Although its technology seeks to differentiate, techspert.io has adopted the same business model as existing expert networks.  Clients are supported by account managers who receive the client requests, submit the information about the experts sourced from the AI system, and schedule phone consultations (although the company is working to automate the scheduling and other manual tasks).  Compliance is handled by ensuring experts understand insider trading restrictions.

Current clients include consulting firms PwC and ZS Associates and life sciences firm IQVIA.

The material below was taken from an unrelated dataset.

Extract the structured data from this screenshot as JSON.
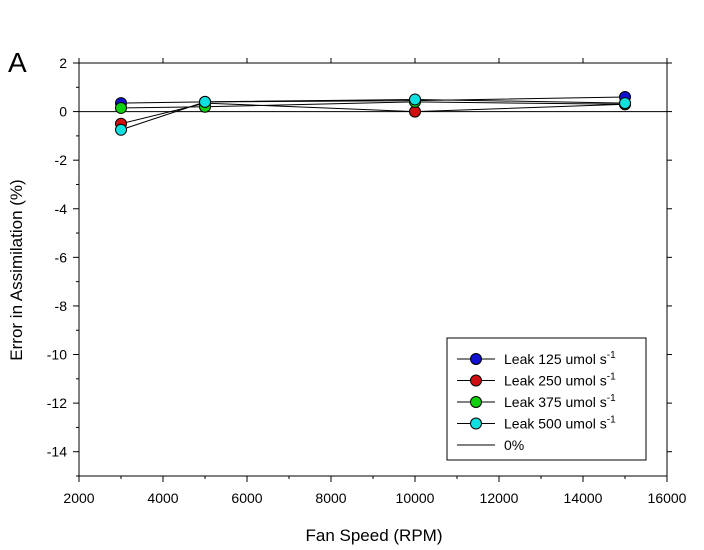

Fees are charged based on the length of the phone consultations while subscriptions are available to cover heavy volumes of use.  The firm advertises a lower price point because of the automated sourcing.  Consultations generally range from ~$600 to $900 per hour, which is in the lower quartiles of industry pricing.

Background

Techspert.io was founded in 2016 by Graham Mills and David Holden-White, who were frustrated in locating life sciences industry-specific expertise.  The two had previous collaborated in founding a start-up biotech firm designed to reduce nicotine addiction.

The firm has fifteen employees and is currently recruiting for machine learning engineers, full stack developers, and account managers.

Our Take

Although the expert industry is maturing, it is far from staid.  AlphaSights, likely the second largest expert network, has been a disrupter itself and will not stand idle if a new technology takes hold.  Industry leader Gerson Lehrman Group (GLG) has been quick to respond to competitive threats, for example beefing up its Quantitative Insights Group in response to challenges from Third Bridge.  GLG wishes to be viewed as a technology firm so it can hardly allow a fintech upstart to usurp its market.

Nevertheless, techspert.io cannot be easily dismissed.  It is grounded in the healthcare sector, a cornerstone segment which was the one of the first sectors embraced by GLG and Guidepoint when they were early stage companies.  It has successfully scaled while in stealth mode, is now obtaining funding and recruiting staff.  At the same time barriers to entry are lower as compliance concerns have receded with the passage of time since the insider trading prosecutions, now nearly a decade distant.   We suspect techspert.io will be closely monitored by the industry heavyweights.